Commissioning work can be a tricky proposition, especially for an experimental project like King’s. It requires an institution like Krannert to put resources behind a project without exactly knowing what to expect. Krannert Center director Mike Ross relates commissioning work to research in other fields at the university, and it can take the form of supporting a work financially or with resources like theater space, as in King’s case.
“Until the work is created, it’s a work in progress, and creativity is one of those things that unfolds in very unpredictable ways at times,” Ross said. “If an institution is serious about nurturing creativity, you have to embrace some of the core tenets that attach to the nature and needs of creativity, and one of those is having the opportunity to fail.”
Ross and Spelman don’t know exactly what’s coming, and, to a degree, neither does King.
“I don’t know what to expect,” she said. “Obviously I want people to feel something and I want people to enjoy what they see, and I don’t want to be too heavy-handed. But I do want to try new things, and you know, you just have to try. This will be a collection of new things, some of which I feel very cool about. And again, this is the first time. I’m grateful that I’ll hopefully have a very generous and patient audience. So there’s kind of a lot of feelings swirling about, what I want people to get out of it. I want people to be entertained, and I want people to have a cathartic moment.”
King has never strayed from experimental work in the realm of the guitar.

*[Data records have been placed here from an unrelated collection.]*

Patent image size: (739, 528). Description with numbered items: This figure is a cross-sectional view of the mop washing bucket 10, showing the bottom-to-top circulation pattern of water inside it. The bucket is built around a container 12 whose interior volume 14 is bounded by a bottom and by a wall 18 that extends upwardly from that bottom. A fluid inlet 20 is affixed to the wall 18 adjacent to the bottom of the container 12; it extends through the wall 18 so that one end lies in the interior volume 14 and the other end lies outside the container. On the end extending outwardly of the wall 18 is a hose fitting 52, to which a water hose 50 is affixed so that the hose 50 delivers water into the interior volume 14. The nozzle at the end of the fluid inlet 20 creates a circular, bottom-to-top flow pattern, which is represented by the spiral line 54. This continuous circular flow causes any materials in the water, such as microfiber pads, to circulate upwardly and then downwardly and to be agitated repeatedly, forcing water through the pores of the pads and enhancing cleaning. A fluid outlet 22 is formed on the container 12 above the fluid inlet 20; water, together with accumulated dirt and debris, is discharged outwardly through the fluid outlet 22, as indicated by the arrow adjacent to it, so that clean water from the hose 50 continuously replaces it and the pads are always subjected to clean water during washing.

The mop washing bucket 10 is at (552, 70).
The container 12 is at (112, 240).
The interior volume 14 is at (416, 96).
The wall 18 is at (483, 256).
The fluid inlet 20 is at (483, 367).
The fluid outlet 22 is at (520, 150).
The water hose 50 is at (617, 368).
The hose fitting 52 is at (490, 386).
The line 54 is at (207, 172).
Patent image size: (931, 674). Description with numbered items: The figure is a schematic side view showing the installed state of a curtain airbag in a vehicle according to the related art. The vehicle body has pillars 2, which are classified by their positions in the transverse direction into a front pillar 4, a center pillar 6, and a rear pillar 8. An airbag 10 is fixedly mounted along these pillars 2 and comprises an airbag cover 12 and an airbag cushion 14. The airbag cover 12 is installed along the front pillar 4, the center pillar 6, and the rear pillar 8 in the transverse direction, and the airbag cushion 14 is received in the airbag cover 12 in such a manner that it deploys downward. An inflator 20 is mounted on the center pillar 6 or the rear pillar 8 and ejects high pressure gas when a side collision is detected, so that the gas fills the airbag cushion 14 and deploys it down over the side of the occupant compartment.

Her last major project, “The Neck is a Bridge to the Body,” revolved around images that were projected onto her guitar as she played.
But even for her, “Data Not Found” is a step into the unknown.
“It’s not just the expansion of the guitar, it’s also a bit of an expansion of me, and I’m still, to be honest and to be a little vulnerable here, I’m still questioning what happens when I don’t have a guitar in front of me,” said King, who has performed at Ellnora twice before. “There are only a couple of moments in the show where I’m speaking, and it’s interesting. And it’s very much like, ‘Do I even exist if there’s no guitar?’ I’m so drawn to the instrument and it’s shaped my entire life, but there will be a bit of that.”
That’s why she’ll be holed up in a dark theater all week, focusing on a show that goes far beyond the guitar.